Death, myocardial infarction (MI), and hospitalization for non-ST-segment elevation acute coronary syndrome were adjudicated in 2,275 COURAGE patients. The number of vessels diseased (VD) was defined as the number of major coronary arteries with ≥50% diameter stenosis. Proximal left anterior descending, either isolated or in combination with other disease, was also evaluated. Depressed left ventricular ejection fraction (LVEF) was defined as ≤50%. Cox regression analyses included these anatomical factors as well as interaction terms for initial treatment assignment (OMT or OMT + PCI).

RESULTS

Percutaneous coronary intervention and proximal left anterior descending did not influence any outcome. Death was predicted by low LVEF (hazard ratio [HR] 1.86, CI 1.34-2.59, P < .001) and VD (HR 1.45, CI 1.20-1.75, P < .001).

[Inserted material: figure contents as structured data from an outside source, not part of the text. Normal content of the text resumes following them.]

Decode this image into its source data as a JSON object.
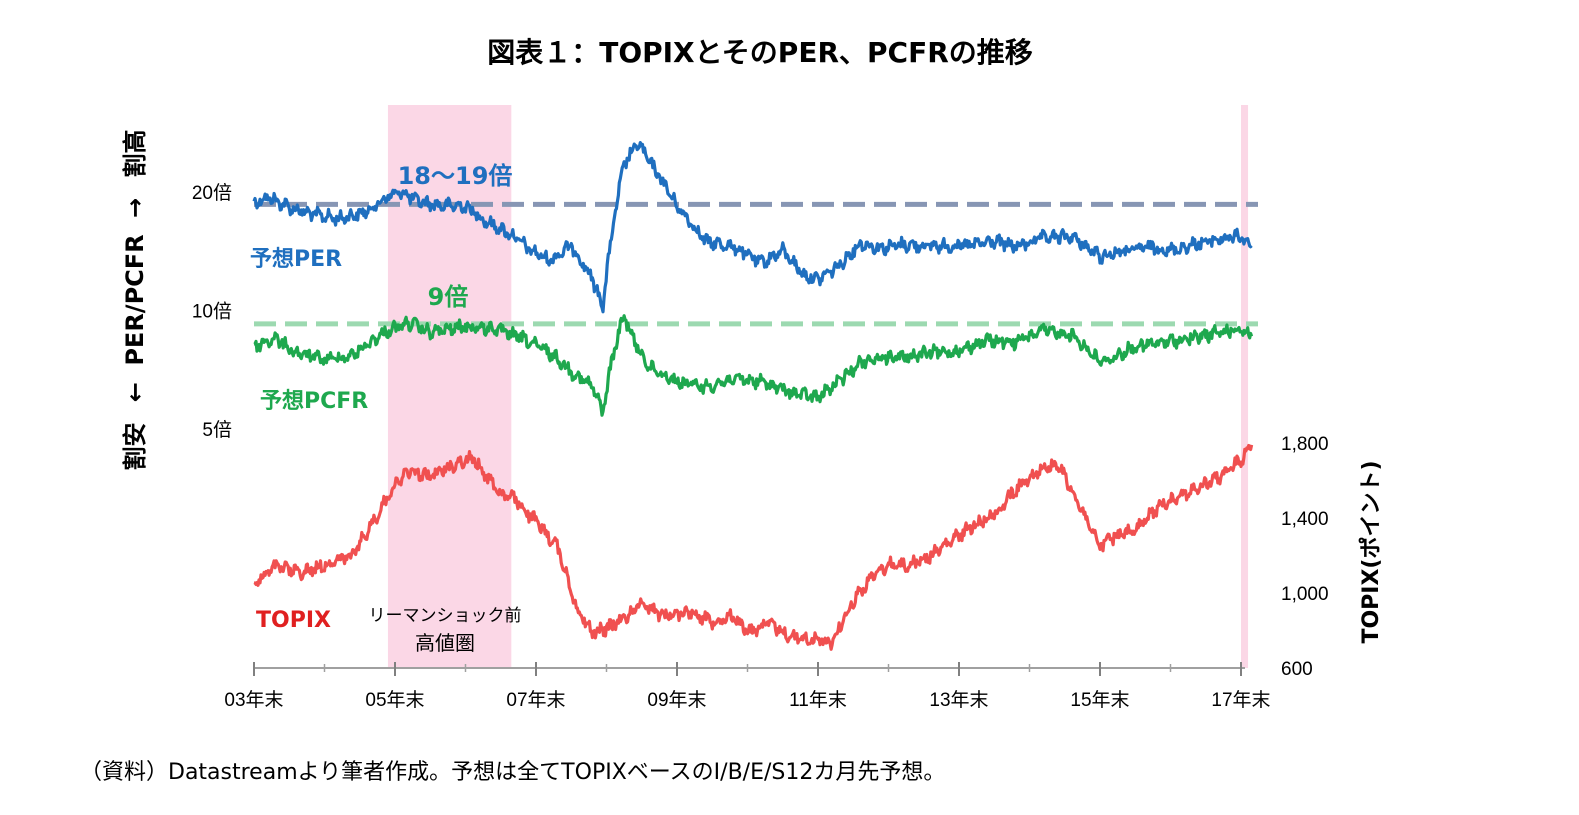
{
  "chart_data": {
    "type": "line",
    "title": "図表１：TOPIXとそのPER、PCFRの推移",
    "x_ticks": [
      "03年末",
      "05年末",
      "07年末",
      "09年末",
      "11年末",
      "13年末",
      "15年末",
      "17年末"
    ],
    "left_axis": {
      "label_parts": [
        "割安",
        "←",
        "PER/PCFR",
        "→",
        "割高"
      ],
      "ticks": [
        {
          "label": "20倍",
          "value": 20
        },
        {
          "label": "10倍",
          "value": 10
        },
        {
          "label": "5倍",
          "value": 5
        }
      ],
      "scale": "log"
    },
    "right_axis": {
      "label": "TOPIX(ポイント)",
      "ticks": [
        {
          "label": "1,800",
          "value": 1800
        },
        {
          "label": "1,400",
          "value": 1400
        },
        {
          "label": "1,000",
          "value": 1000
        },
        {
          "label": "600",
          "value": 600
        }
      ],
      "ylim": [
        600,
        1800
      ]
    },
    "shaded_periods": [
      {
        "from": 2005.9,
        "to": 2007.65,
        "label_line1": "リーマンショック前",
        "label_line2": "高値圏"
      },
      {
        "from": 2018.0,
        "to": 2018.1,
        "label_line1": "",
        "label_line2": ""
      }
    ],
    "reference_lines": [
      {
        "series": "予想PER",
        "value": 18.6,
        "label": "18〜19倍",
        "color": "#8796b4"
      },
      {
        "series": "予想PCFR",
        "value": 9.25,
        "label": "9倍",
        "color": "#9cd9b0"
      }
    ],
    "series": [
      {
        "name": "予想PER",
        "axis": "left",
        "color": "#1f6fbf",
        "x": [
          2004.0,
          2004.2,
          2004.5,
          2004.8,
          2005.2,
          2005.6,
          2005.9,
          2006.1,
          2006.3,
          2006.6,
          2007.0,
          2007.3,
          2007.7,
          2007.9,
          2008.2,
          2008.5,
          2008.8,
          2008.95,
          2009.1,
          2009.25,
          2009.45,
          2009.6,
          2010.0,
          2010.4,
          2010.8,
          2011.2,
          2011.5,
          2011.8,
          2012.0,
          2012.3,
          2012.6,
          2012.9,
          2013.2,
          2013.5,
          2013.8,
          2014.1,
          2014.5,
          2014.8,
          2015.2,
          2015.6,
          2016.0,
          2016.2,
          2016.4,
          2016.7,
          2017.0,
          2017.4,
          2017.8,
          2018.0,
          2018.15
        ],
        "y": [
          18.8,
          19.4,
          18.3,
          17.6,
          17.1,
          17.8,
          19.5,
          20.0,
          19.0,
          18.5,
          18.4,
          16.8,
          15.4,
          14.3,
          13.4,
          14.6,
          12.0,
          10.2,
          16.6,
          23.5,
          26.6,
          24.0,
          18.4,
          15.0,
          14.5,
          13.2,
          14.2,
          12.3,
          12.0,
          13.0,
          14.8,
          14.4,
          14.7,
          14.6,
          14.6,
          14.6,
          15.0,
          14.5,
          15.3,
          15.4,
          13.7,
          14.0,
          14.2,
          14.5,
          14.2,
          14.8,
          15.3,
          15.4,
          14.6
        ]
      },
      {
        "name": "予想PCFR",
        "axis": "left",
        "color": "#1ea84e",
        "x": [
          2004.0,
          2004.3,
          2004.6,
          2005.0,
          2005.4,
          2005.9,
          2006.2,
          2006.5,
          2007.0,
          2007.4,
          2007.8,
          2008.2,
          2008.5,
          2008.8,
          2008.95,
          2009.1,
          2009.25,
          2009.4,
          2009.6,
          2010.0,
          2010.4,
          2010.8,
          2011.2,
          2011.6,
          2012.0,
          2012.3,
          2012.6,
          2012.9,
          2013.2,
          2013.6,
          2014.0,
          2014.4,
          2014.8,
          2015.2,
          2015.6,
          2016.0,
          2016.2,
          2016.5,
          2016.9,
          2017.3,
          2017.7,
          2018.0,
          2018.15
        ],
        "y": [
          8.1,
          8.5,
          7.8,
          7.5,
          7.7,
          8.9,
          9.3,
          8.8,
          9.1,
          9.0,
          8.5,
          7.8,
          7.0,
          6.4,
          5.5,
          7.8,
          9.7,
          8.3,
          7.2,
          6.6,
          6.4,
          6.7,
          6.6,
          6.2,
          6.0,
          6.6,
          7.4,
          7.6,
          7.6,
          7.8,
          7.9,
          8.4,
          8.3,
          8.9,
          8.7,
          7.4,
          7.6,
          8.1,
          8.3,
          8.5,
          8.8,
          9.0,
          8.6
        ]
      },
      {
        "name": "TOPIX",
        "axis": "right",
        "color": "#f05050",
        "x": [
          2004.0,
          2004.3,
          2004.7,
          2005.0,
          2005.4,
          2005.8,
          2006.0,
          2006.2,
          2006.5,
          2006.8,
          2007.1,
          2007.5,
          2007.7,
          2008.0,
          2008.3,
          2008.6,
          2008.8,
          2009.0,
          2009.3,
          2009.5,
          2009.8,
          2010.2,
          2010.5,
          2010.8,
          2011.0,
          2011.3,
          2011.6,
          2011.9,
          2012.2,
          2012.5,
          2012.8,
          2013.0,
          2013.3,
          2013.6,
          2013.9,
          2014.2,
          2014.5,
          2014.8,
          2015.1,
          2015.4,
          2015.6,
          2015.8,
          2016.0,
          2016.2,
          2016.5,
          2016.8,
          2017.0,
          2017.4,
          2017.7,
          2018.0,
          2018.15
        ],
        "y": [
          1043,
          1140,
          1110,
          1150,
          1200,
          1450,
          1580,
          1650,
          1620,
          1680,
          1720,
          1530,
          1500,
          1380,
          1250,
          900,
          790,
          810,
          880,
          950,
          880,
          900,
          850,
          880,
          790,
          840,
          770,
          750,
          740,
          960,
          1100,
          1150,
          1150,
          1200,
          1280,
          1360,
          1420,
          1550,
          1650,
          1690,
          1550,
          1400,
          1250,
          1300,
          1330,
          1450,
          1500,
          1560,
          1620,
          1710,
          1790
        ]
      }
    ]
  },
  "source_note": "（資料）Datastreamより筆者作成。予想は全てTOPIXベースのI/B/E/S12カ月先予想。"
}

Myocardial infarction and non-ST-segment elevation acute coronary syndrome were predicted only by VD (HR 1.53, CI 1.30-1.81 and HR 1.24, CI 1.06-1.44, P = .007, respectively).

CONCLUSIONS

In spite of OMT and irrespective of protocol-assigned or clinically driven PCI, LVEF and angiographic burden of disease at baseline retain prognostic power and reflect residual risk for secondary ischemic events.

摘要

背景

对于接受最佳药物治疗(OMT)和按方案或症状驱动行经皮冠状动脉介入治疗(PCI)的慢性稳定型心绞痛患者,基线血管造影结果能否用于估计残余风险尚不清楚。

方法

在 2275 例 COURAGE 患者中,对死亡、心肌梗死(MI)和非 ST 段抬高型急性冠状动脉综合征住院进行了裁决。病变血管数(VD)定义为≥50%直径狭窄的主要冠状动脉数量。近端左前降支,无论是单独存在还是与其他疾病并存,也进行了评估。左心室射血分数(LVEF)降低定义为≤50%。Cox 回归分析包括这些解剖学因素以及初始治疗分配(OMT 或 OMT+PCI)的交互项。

结果

PCI 和近端左前降支并不影响任何结局。低 LVEF(危险比[HR]1.86,CI 1.34-2.59,P<.001)和 VD(HR 1.45,CI 1.20-1.75,P<.001)预测死亡。心肌梗死和非 ST 段抬高型急性冠状动脉综合征仅由 VD 预测(HR 1.53,CI 1.30-1.81 和 HR 1.24,CI 1.06-1.44,P=0.007)。

结论

尽管进行了 OMT,且不论是否按方案或临床驱动行 PCI,基线时 LVEF 和疾病的血管造影负担仍具有预后价值,并反映了二级缺血事件的残余风险。